Bond regresó al hotel y se metió en la cama.
Puntual, a las nueve de la mañana del domingo, un Studebaker descapotable negro se acercó a la acera en que Bond esperaba, de pie, al lado de su maleta.
Bond echó la maleta al asiento trasero y de un salto se sentó al lado de Leiter. Éste alcanzó la capota del coche con la mano y tiró hacia atrás de una palanca. Después oprimió un botón del salpicadero, y, con un ligero chirrido hidráulico, la capota se levantó con lentitud en el aire, se dobló y luego se asentó en el hueco entre el asiento trasero y el maletero. Después, manipulando el cambio de marchas con facilidad, condujo el coche rápidamente a través del Central Park.

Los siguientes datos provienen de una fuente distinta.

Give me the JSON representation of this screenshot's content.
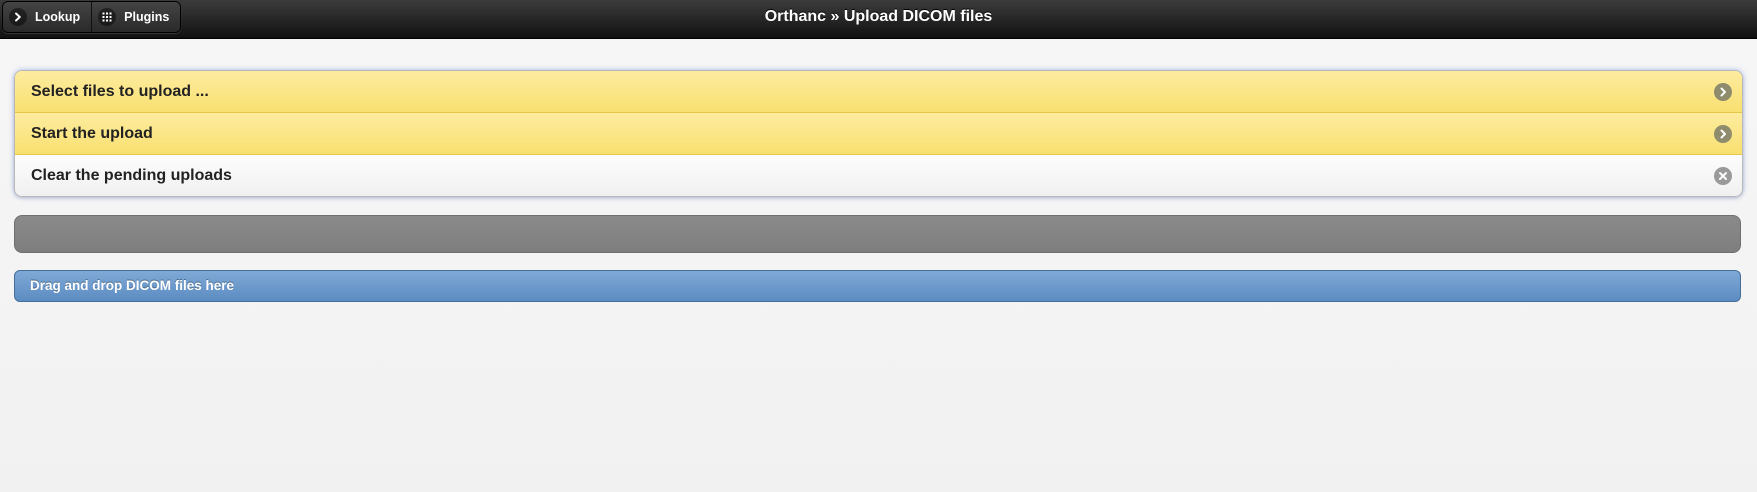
{
  "header": {
    "title": "Orthanc » Upload DICOM files",
    "buttons": [
      {
        "label": "Lookup",
        "icon": "chevron-right-icon"
      },
      {
        "label": "Plugins",
        "icon": "grid-icon"
      }
    ]
  },
  "actions": [
    {
      "label": "Select files to upload ...",
      "icon": "arrow-right-icon",
      "style": "yellow"
    },
    {
      "label": "Start the upload",
      "icon": "arrow-right-icon",
      "style": "yellow"
    },
    {
      "label": "Clear the pending uploads",
      "icon": "delete-icon",
      "style": "white"
    }
  ],
  "progress": {
    "value": 0
  },
  "dropzone": {
    "label": "Drag and drop DICOM files here"
  },
  "colors": {
    "header": "#1e1e1e",
    "yellow": "#f9e070",
    "progress_track": "#828282",
    "dropzone": "#6a97c9"
  }
}
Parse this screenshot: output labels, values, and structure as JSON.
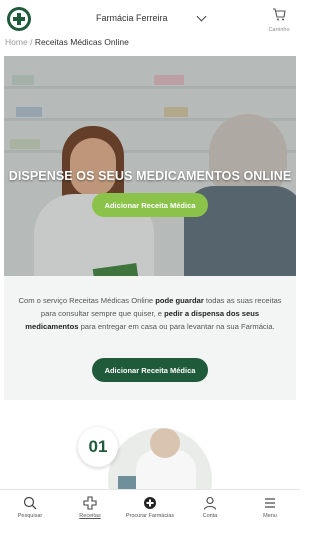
{
  "header": {
    "store_name": "Farmácia Ferreira",
    "cart_label": "Carrinho",
    "logo_icon": "pharmacy-cross-icon",
    "colors": {
      "brand": "#1f5a3a"
    }
  },
  "breadcrumb": {
    "home": "Home",
    "separator": "/",
    "current": "Receitas Médicas Online"
  },
  "hero": {
    "title": "DISPENSE OS SEUS MEDICAMENTOS ONLINE",
    "button_label": "Adicionar Receita Médica",
    "button_color": "#8bc34a"
  },
  "description": {
    "part1": "Com o serviço Receitas Médicas Online ",
    "bold1": "pode guardar",
    "part2": " todas as suas receitas para consultar sempre que quiser, e ",
    "bold2": "pedir a dispensa dos seus medicamentos",
    "part3": " para entregar em casa ou para levantar na sua Farmácia.",
    "button_label": "Adicionar Receita Médica",
    "button_color": "#1f5a3a"
  },
  "step": {
    "number": "01"
  },
  "bottom_nav": {
    "items": [
      {
        "label": "Pesquisar",
        "icon": "search-icon"
      },
      {
        "label": "Receitas",
        "icon": "pharmacy-cross-icon",
        "active": true
      },
      {
        "label": "Procurar Farmácias",
        "icon": "location-cross-icon"
      },
      {
        "label": "Conta",
        "icon": "user-icon"
      },
      {
        "label": "Menu",
        "icon": "hamburger-menu-icon"
      }
    ]
  }
}
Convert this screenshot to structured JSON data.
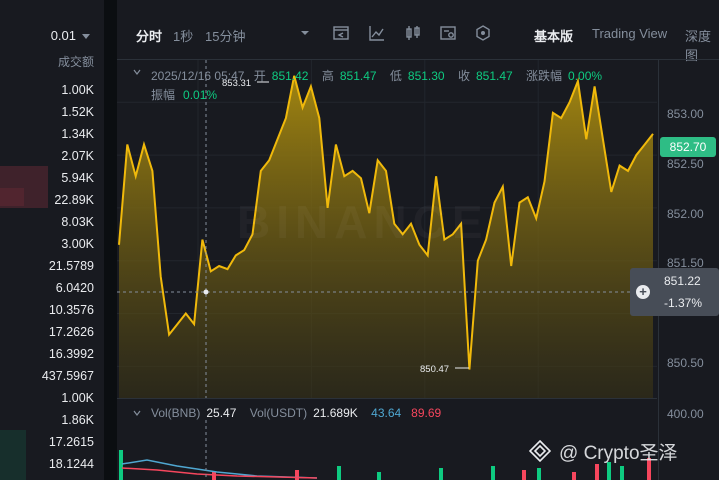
{
  "order_book": {
    "precision": "0.01",
    "header": "成交额",
    "rows": [
      "1.00K",
      "1.52K",
      "1.34K",
      "2.07K",
      "5.94K",
      "22.89K",
      "8.03K",
      "3.00K",
      "21.5789",
      "6.0420",
      "10.3576",
      "17.2626",
      "16.3992",
      "437.5967",
      "1.00K",
      "1.86K",
      "17.2615",
      "18.1244"
    ]
  },
  "toolbar": {
    "tab_time": "分时",
    "tab_1s": "1秒",
    "tab_15m": "15分钟",
    "view_basic": "基本版",
    "view_tv": "Trading View",
    "view_depth": "深度图",
    "icons": [
      "chevron-down-icon",
      "indicator-icon",
      "line-tool-icon",
      "candle-type-icon",
      "settings-icon",
      "hexagon-icon"
    ]
  },
  "ohlc": {
    "datetime": "2025/12/16 05:47",
    "open_label": "开",
    "open": "851.42",
    "high_label": "高",
    "high": "851.47",
    "low_label": "低",
    "low": "851.30",
    "close_label": "收",
    "close": "851.47",
    "change_label": "涨跌幅",
    "change": "0.00%",
    "amp_label": "振幅",
    "amp": "0.01%"
  },
  "price_axis": {
    "ticks": [
      "853.00",
      "852.50",
      "852.00",
      "851.50",
      "850.50"
    ],
    "vol_tick": "400.00",
    "current_price": "852.70",
    "cross_price": "851.22",
    "cross_change": "-1.37%"
  },
  "annotations": {
    "high_mark": "853.31",
    "low_mark": "850.47"
  },
  "volume": {
    "label_bnb": "Vol(BNB)",
    "value_bnb": "25.47",
    "label_usdt": "Vol(USDT)",
    "value_usdt": "21.689K",
    "ma1": "43.64",
    "ma2": "89.69"
  },
  "watermark": "@ Crypto圣泽",
  "colors": {
    "up": "#0ecb81",
    "down": "#f6465d",
    "line": "#f0b90b",
    "accent": "#2ebd85"
  },
  "chart_data": {
    "type": "area",
    "y": [
      851.65,
      852.6,
      852.3,
      852.6,
      852.35,
      851.35,
      850.8,
      850.9,
      851.0,
      850.9,
      851.7,
      851.4,
      851.45,
      851.42,
      851.55,
      851.6,
      851.75,
      852.35,
      852.45,
      852.65,
      852.85,
      853.25,
      852.95,
      853.15,
      852.85,
      852.0,
      852.6,
      852.3,
      852.35,
      852.28,
      851.95,
      852.45,
      852.35,
      851.85,
      851.75,
      851.85,
      851.65,
      851.55,
      852.3,
      851.7,
      851.75,
      851.85,
      850.47,
      851.5,
      851.7,
      852.05,
      852.2,
      851.45,
      852.05,
      852.1,
      851.9,
      852.25,
      852.9,
      852.85,
      853.0,
      853.2,
      852.65,
      853.15,
      852.65,
      852.15,
      852.4,
      852.35,
      852.5,
      852.6,
      852.7
    ],
    "ylim": [
      850.2,
      853.4
    ],
    "ylabel": "",
    "xlabel": ""
  }
}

—Está a unas doscientas millas —dijo Leiter, una vez tomaron la Hudson River Parkway—. Casi en línea recta desde el norte del Hudson. En el estado de Nueva York. Al sur de los Adirondacks y no muy lejos de la frontera con Canadá. Iremos por Taconic Parkway. No tenemos prisa, así que nos lo tomaremos con calma. No me gustaría que me pusiesen una multa. En la mayor parte del estado de Nueva York el límite es de ochenta kilómetros por hora, y la pasma es muy estricta. Por lo general, puedo librarme de ellos si tengo prisa. No te multan si no te pillan. Están demasiado avergonzados de tener que aparecer en el juzgado y admitir que algo es mas rápido que sus indios.

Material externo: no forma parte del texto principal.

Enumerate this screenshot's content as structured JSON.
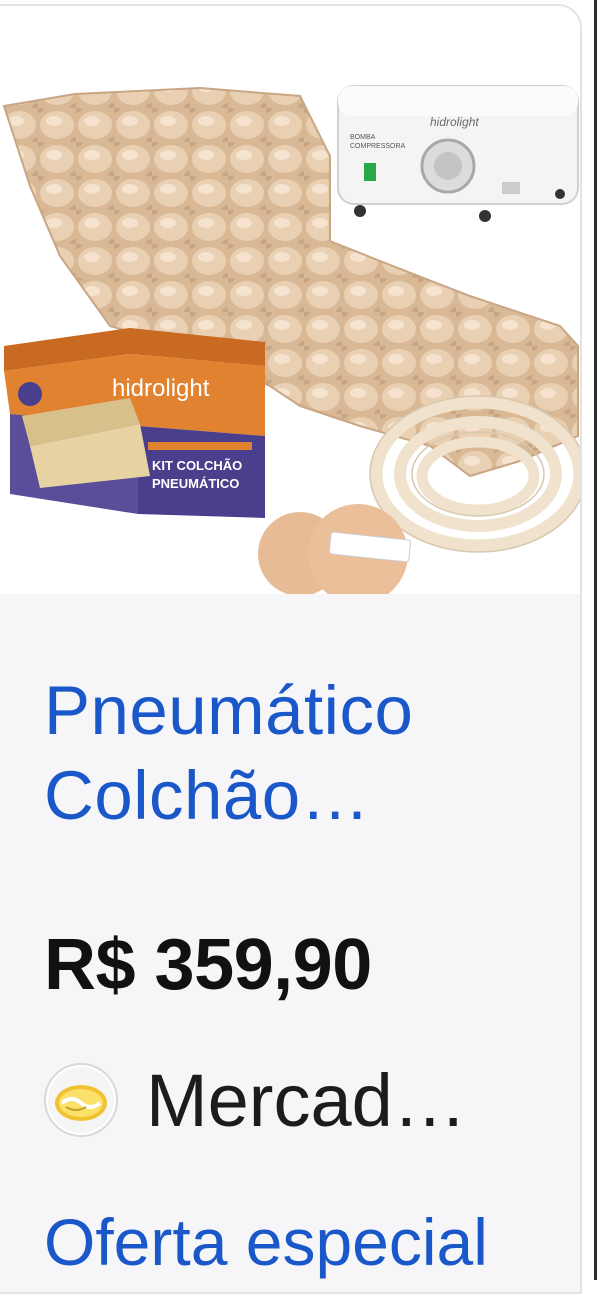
{
  "product": {
    "image": {
      "pump_brand": "hidrolight",
      "pump_label_line1": "BOMBA",
      "pump_label_line2": "COMPRESSORA",
      "box_brand": "hidrolight",
      "box_label_line1": "KIT COLCHÃO",
      "box_label_line2": "PNEUMÁTICO"
    },
    "title_line1": "Pneumático",
    "title_line2": "Colchão…",
    "price": "R$ 359,90",
    "seller": "Mercad…",
    "offer": "Oferta especial"
  },
  "colors": {
    "link": "#1a57c9",
    "price": "#111111",
    "mattress": "#e3c4a4",
    "box_orange": "#d9782a",
    "box_purple": "#4a3f8c"
  }
}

—Creía que esos indios podían pasar de los noventa —dijo Bond, pensando que su amigo se había vuelto un poco fanfarrón desde los viejos tiempos—. No sabía que los Studebakers llegaran a tanto.

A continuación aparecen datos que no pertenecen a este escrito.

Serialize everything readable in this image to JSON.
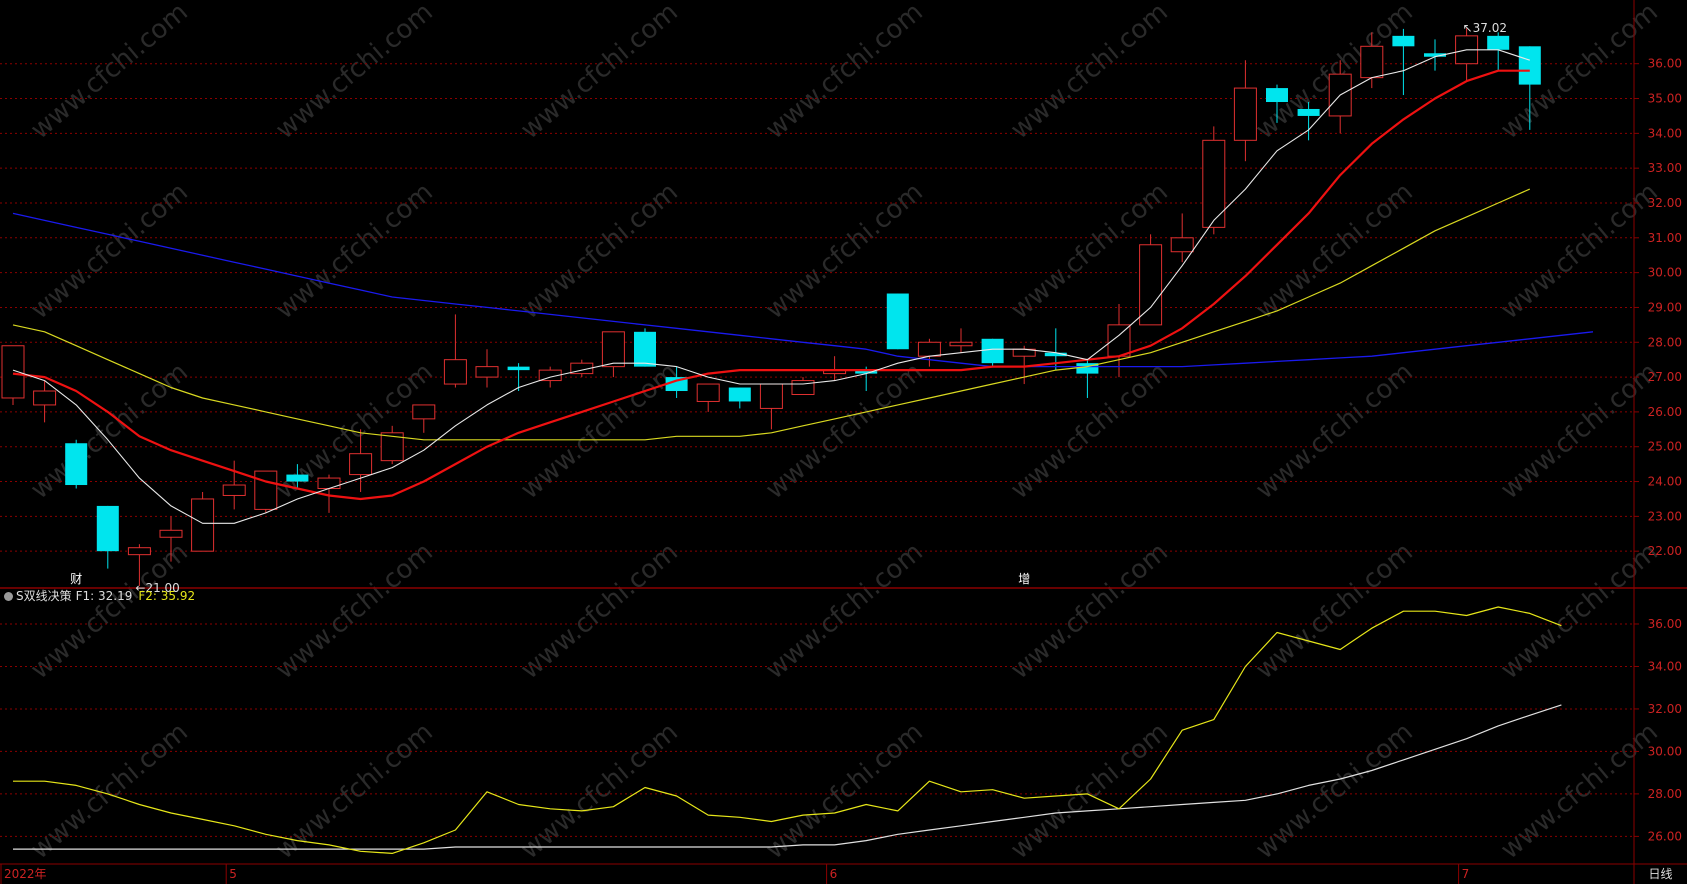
{
  "colors": {
    "background": "#000000",
    "grid": "#8b0000",
    "axis_text": "#cc2222",
    "up_candle": "#e03030",
    "down_candle": "#00e5ee",
    "ma_short": "#e8e8e8",
    "ma_mid": "#ee1111",
    "ma_long": "#d8d820",
    "ma_xlong": "#1a1aee",
    "f1": "#e0e0e0",
    "f2": "#e6e619"
  },
  "watermark": "www.cfchi.com",
  "chart_data": [
    {
      "type": "candlestick",
      "ylim": [
        21.0,
        37.6
      ],
      "yticks": [
        "22.00",
        "23.00",
        "24.00",
        "25.00",
        "26.00",
        "27.00",
        "28.00",
        "29.00",
        "30.00",
        "31.00",
        "32.00",
        "33.00",
        "34.00",
        "35.00",
        "36.00"
      ],
      "x_date_labels": [
        {
          "label": "2022年",
          "index": 0
        },
        {
          "label": "5",
          "index": 7
        },
        {
          "label": "6",
          "index": 26
        },
        {
          "label": "7",
          "index": 46
        }
      ],
      "candles": [
        {
          "o": 26.4,
          "h": 27.9,
          "l": 26.2,
          "c": 27.9
        },
        {
          "o": 26.2,
          "h": 26.9,
          "l": 25.7,
          "c": 26.6
        },
        {
          "o": 25.1,
          "h": 25.2,
          "l": 23.8,
          "c": 23.9
        },
        {
          "o": 23.3,
          "h": 23.3,
          "l": 21.5,
          "c": 22.0
        },
        {
          "o": 21.9,
          "h": 22.2,
          "l": 21.0,
          "c": 22.1
        },
        {
          "o": 22.4,
          "h": 23.0,
          "l": 21.7,
          "c": 22.6
        },
        {
          "o": 22.0,
          "h": 23.7,
          "l": 22.0,
          "c": 23.5
        },
        {
          "o": 23.6,
          "h": 24.6,
          "l": 23.2,
          "c": 23.9
        },
        {
          "o": 23.2,
          "h": 24.3,
          "l": 23.1,
          "c": 24.3
        },
        {
          "o": 24.2,
          "h": 24.5,
          "l": 23.8,
          "c": 24.0
        },
        {
          "o": 23.8,
          "h": 24.2,
          "l": 23.1,
          "c": 24.1
        },
        {
          "o": 24.2,
          "h": 25.5,
          "l": 23.7,
          "c": 24.8
        },
        {
          "o": 24.6,
          "h": 25.6,
          "l": 24.5,
          "c": 25.4
        },
        {
          "o": 25.8,
          "h": 26.2,
          "l": 25.4,
          "c": 26.2
        },
        {
          "o": 26.8,
          "h": 28.8,
          "l": 26.7,
          "c": 27.5
        },
        {
          "o": 27.0,
          "h": 27.8,
          "l": 26.7,
          "c": 27.3
        },
        {
          "o": 27.3,
          "h": 27.4,
          "l": 26.6,
          "c": 27.2
        },
        {
          "o": 26.9,
          "h": 27.3,
          "l": 26.7,
          "c": 27.2
        },
        {
          "o": 27.1,
          "h": 27.5,
          "l": 27.0,
          "c": 27.4
        },
        {
          "o": 27.3,
          "h": 28.3,
          "l": 27.0,
          "c": 28.3
        },
        {
          "o": 28.3,
          "h": 28.4,
          "l": 27.3,
          "c": 27.3
        },
        {
          "o": 27.0,
          "h": 27.3,
          "l": 26.4,
          "c": 26.6
        },
        {
          "o": 26.3,
          "h": 26.8,
          "l": 26.0,
          "c": 26.8
        },
        {
          "o": 26.7,
          "h": 26.7,
          "l": 26.1,
          "c": 26.3
        },
        {
          "o": 26.1,
          "h": 26.8,
          "l": 25.5,
          "c": 26.8
        },
        {
          "o": 26.5,
          "h": 27.0,
          "l": 26.5,
          "c": 26.9
        },
        {
          "o": 27.1,
          "h": 27.6,
          "l": 26.9,
          "c": 27.2
        },
        {
          "o": 27.2,
          "h": 27.3,
          "l": 26.6,
          "c": 27.1
        },
        {
          "o": 29.4,
          "h": 29.4,
          "l": 27.8,
          "c": 27.8
        },
        {
          "o": 27.6,
          "h": 28.1,
          "l": 27.3,
          "c": 28.0
        },
        {
          "o": 27.9,
          "h": 28.4,
          "l": 27.7,
          "c": 28.0
        },
        {
          "o": 28.1,
          "h": 28.1,
          "l": 27.3,
          "c": 27.4
        },
        {
          "o": 27.6,
          "h": 27.9,
          "l": 26.8,
          "c": 27.8
        },
        {
          "o": 27.7,
          "h": 28.4,
          "l": 27.2,
          "c": 27.6
        },
        {
          "o": 27.4,
          "h": 27.5,
          "l": 26.4,
          "c": 27.1
        },
        {
          "o": 27.6,
          "h": 29.1,
          "l": 27.0,
          "c": 28.5
        },
        {
          "o": 28.5,
          "h": 31.1,
          "l": 28.5,
          "c": 30.8
        },
        {
          "o": 30.6,
          "h": 31.7,
          "l": 30.3,
          "c": 31.0
        },
        {
          "o": 31.3,
          "h": 34.2,
          "l": 31.1,
          "c": 33.8
        },
        {
          "o": 33.8,
          "h": 36.1,
          "l": 33.2,
          "c": 35.3
        },
        {
          "o": 35.3,
          "h": 35.4,
          "l": 34.3,
          "c": 34.9
        },
        {
          "o": 34.7,
          "h": 34.9,
          "l": 33.8,
          "c": 34.5
        },
        {
          "o": 34.5,
          "h": 36.1,
          "l": 34.0,
          "c": 35.7
        },
        {
          "o": 35.6,
          "h": 36.9,
          "l": 35.3,
          "c": 36.5
        },
        {
          "o": 36.8,
          "h": 37.0,
          "l": 35.1,
          "c": 36.5
        },
        {
          "o": 36.3,
          "h": 36.7,
          "l": 35.8,
          "c": 36.2
        },
        {
          "o": 36.0,
          "h": 37.02,
          "l": 35.5,
          "c": 36.8
        },
        {
          "o": 36.8,
          "h": 36.9,
          "l": 35.8,
          "c": 36.4
        },
        {
          "o": 36.5,
          "h": 36.5,
          "l": 34.1,
          "c": 35.4
        }
      ],
      "ma_short": [
        27.2,
        26.9,
        26.2,
        25.2,
        24.1,
        23.3,
        22.8,
        22.8,
        23.1,
        23.5,
        23.8,
        24.1,
        24.4,
        24.9,
        25.6,
        26.2,
        26.7,
        27.0,
        27.2,
        27.4,
        27.4,
        27.3,
        27.0,
        26.8,
        26.8,
        26.8,
        26.9,
        27.1,
        27.4,
        27.6,
        27.7,
        27.8,
        27.8,
        27.7,
        27.5,
        28.2,
        29.0,
        30.2,
        31.5,
        32.4,
        33.5,
        34.1,
        35.1,
        35.6,
        35.8,
        36.2,
        36.4,
        36.4,
        36.1
      ],
      "ma_mid": [
        27.1,
        27.0,
        26.6,
        26.0,
        25.3,
        24.9,
        24.6,
        24.3,
        24.0,
        23.8,
        23.6,
        23.5,
        23.6,
        24.0,
        24.5,
        25.0,
        25.4,
        25.7,
        26.0,
        26.3,
        26.6,
        26.9,
        27.1,
        27.2,
        27.2,
        27.2,
        27.2,
        27.2,
        27.2,
        27.2,
        27.2,
        27.3,
        27.3,
        27.4,
        27.5,
        27.6,
        27.9,
        28.4,
        29.1,
        29.9,
        30.8,
        31.7,
        32.8,
        33.7,
        34.4,
        35.0,
        35.5,
        35.8,
        35.8
      ],
      "ma_long": [
        28.5,
        28.3,
        27.9,
        27.5,
        27.1,
        26.7,
        26.4,
        26.2,
        26.0,
        25.8,
        25.6,
        25.4,
        25.3,
        25.2,
        25.2,
        25.2,
        25.2,
        25.2,
        25.2,
        25.2,
        25.2,
        25.3,
        25.3,
        25.3,
        25.4,
        25.6,
        25.8,
        26.0,
        26.2,
        26.4,
        26.6,
        26.8,
        27.0,
        27.2,
        27.3,
        27.5,
        27.7,
        28.0,
        28.3,
        28.6,
        28.9,
        29.3,
        29.7,
        30.2,
        30.7,
        31.2,
        31.6,
        32.0,
        32.4
      ],
      "ma_xlong": [
        31.7,
        31.5,
        31.3,
        31.1,
        30.9,
        30.7,
        30.5,
        30.3,
        30.1,
        29.9,
        29.7,
        29.5,
        29.3,
        29.2,
        29.1,
        29.0,
        28.9,
        28.8,
        28.7,
        28.6,
        28.5,
        28.4,
        28.3,
        28.2,
        28.1,
        28.0,
        27.9,
        27.8,
        27.6,
        27.5,
        27.4,
        27.3,
        27.3,
        27.3,
        27.3,
        27.3,
        27.3,
        27.3,
        27.35,
        27.4,
        27.45,
        27.5,
        27.55,
        27.6,
        27.7,
        27.8,
        27.9,
        28.0,
        28.1,
        28.2,
        28.3
      ],
      "annotations": [
        {
          "text": "←21.00",
          "index": 4,
          "value": 21.0
        },
        {
          "text": "↖37.02",
          "index": 46,
          "value": 37.02
        }
      ],
      "event_markers": [
        {
          "text": "财",
          "index": 2
        },
        {
          "text": "增",
          "index": 32
        }
      ]
    },
    {
      "type": "line",
      "name": "S双线决策",
      "ylim": [
        24.7,
        37.6
      ],
      "yticks": [
        "26.00",
        "28.00",
        "30.00",
        "32.00",
        "34.00",
        "36.00"
      ],
      "series": [
        {
          "name": "F1",
          "latest": "32.19",
          "values": [
            25.4,
            25.4,
            25.4,
            25.4,
            25.4,
            25.4,
            25.4,
            25.4,
            25.4,
            25.4,
            25.4,
            25.4,
            25.4,
            25.4,
            25.5,
            25.5,
            25.5,
            25.5,
            25.5,
            25.5,
            25.5,
            25.5,
            25.5,
            25.5,
            25.5,
            25.6,
            25.6,
            25.8,
            26.1,
            26.3,
            26.5,
            26.7,
            26.9,
            27.1,
            27.2,
            27.3,
            27.4,
            27.5,
            27.6,
            27.7,
            28.0,
            28.4,
            28.7,
            29.1,
            29.6,
            30.1,
            30.6,
            31.2,
            31.7,
            32.19
          ]
        },
        {
          "name": "F2",
          "latest": "35.92",
          "values": [
            28.6,
            28.6,
            28.4,
            28.0,
            27.5,
            27.1,
            26.8,
            26.5,
            26.1,
            25.8,
            25.6,
            25.3,
            25.2,
            25.7,
            26.3,
            28.1,
            27.5,
            27.3,
            27.2,
            27.4,
            28.3,
            27.9,
            27.0,
            26.9,
            26.7,
            27.0,
            27.1,
            27.5,
            27.2,
            28.6,
            28.1,
            28.2,
            27.8,
            27.9,
            28.0,
            27.3,
            28.7,
            31.0,
            31.5,
            34.0,
            35.6,
            35.2,
            34.8,
            35.8,
            36.6,
            36.6,
            36.4,
            36.8,
            36.5,
            35.92
          ]
        }
      ]
    }
  ],
  "indicator": {
    "name": "S双线决策",
    "f1_label": "F1: 32.19",
    "f2_label": "F2: 35.92"
  },
  "period_label": "日线"
}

Delante de ellos se extendía un tramo de carretera vacía. Leiter echó una rápida ojeada al espejo retrovisor y de repente puso el cambio de marchas en segunda a la vez que pisaba con fuerza el acelerador. La cabeza de Bond se echó con fuerza hacia atrás y sintió como su espina dorsal se aplastaba contra el respaldo del asiento. Incrédulo, miró el cuentakilómetros. Ciento treinta. Con un sonido metálico, la palanca de cambios alcanzó la velocidad más alta. El coche siguió acelerando: ciento cuarenta, ciento cincuenta, sesenta, setenta… Entonces un puente y un cruce de carreteras aparecieron y Leiter puso el pie en el freno. El ronco rugido del motor dio paso a un ronroneo constante mientras reducía hasta los ciento diez, tomando con facilidad las escalonadas curvas.
Leiter volvió la cabeza hacia Bond y sonrió.
—Puede alcanzar otros diez más con facilidad —dijo con orgullo—. No hace mucho pagué cinco dólares y lo pasé por el test de la milla en Daytona. Alcanzó los doscientos tres, y eso que la superficie de arena no es de las mejores.
—¡Que me cuelguen! —exclamó Bond incrédulo—. Pero ¿qué tipo de coche es éste? Vamos en un Studebaker, ¿no?
—«Studillac» —rectificó Leiter—. Studebaker con motor de Cadillac. Transmisión y frenos especiales. Un trabajo de conversión. Una pequeña compañía cerca de Nueva York les hace el trucaje. Sólo a unos pocos, pero son mejores coches deportivos que esos Corvettes y Thunderbirds. Y no se puede conseguir un chasis mejor que éste. Diseñando por ese francés, Raymond Loewy. El mejor diseñador del mundo. Pero es un poco demasiado avanzado para el mercado norteamericano. A Studebaker nunca le dieron suficiente crédito por su chasis. Demasiado poco convencional. ¿Te gusta el coche? Apuesto a que puede darle un buen repaso a tu Bentley. —Leiter se sonrió mientras buscaba una moneda en su bolsillo izquierdo. Se acercaban al peaje del puente Henry Hudson.
—Hasta que pierdas una de tus ruedas —dijo Bond, cáustico, al ver que aceleraban de nuevo—. Este tipo de chapuzas están bien para chicos que no pueden permitirse un coche de verdad.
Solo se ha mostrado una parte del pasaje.